Use the following pieces of information enclosed in <context> tags to provide an answer to the question enclosed in <question> tags.
<context>
{context}
</context>
<question>
{question}
</question>
"""




Use OpenAI ChatGPT to generate a response based on the prompts.

In [32]:
response = openai_client.chat.completions.create(
    model="gpt-3.5-turbo",
    messages=[
        {"role": "system", "content": SYSTEM_PROMPT},
        {"role": "user", "content": USER_PROMPT},
    ],
)
print(response.choices[0].message.content)

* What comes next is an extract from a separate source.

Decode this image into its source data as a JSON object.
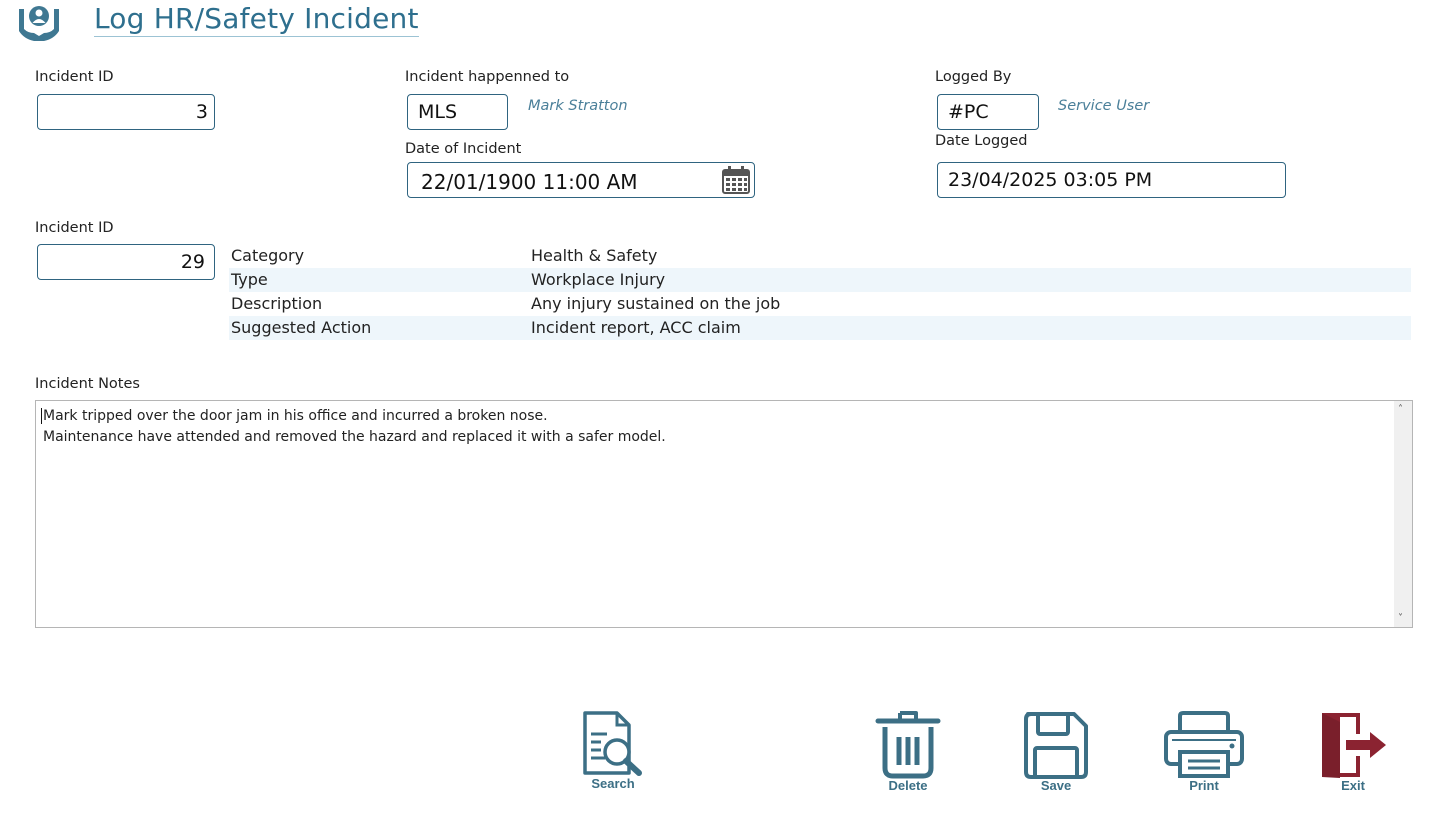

Based on the context provided, Al-Fatah Mosque is a mosque in Mogadishu where Sheikh Ahmed Omar Abdi serves as the imam.
Regarding the donors' information - I notice that while donors were recognized, their specific personal details are represented with placeholders 
[NAME], [STREET_ADDRESS], and [PHONE_NUM] in the text. 
This appears to align with the imam's emphasis on protecting donor privacy and keeping their personal information confidential. 
Therefore, I cannot and should not share the actual names and addresses of the donors, as this information is meant to remain private.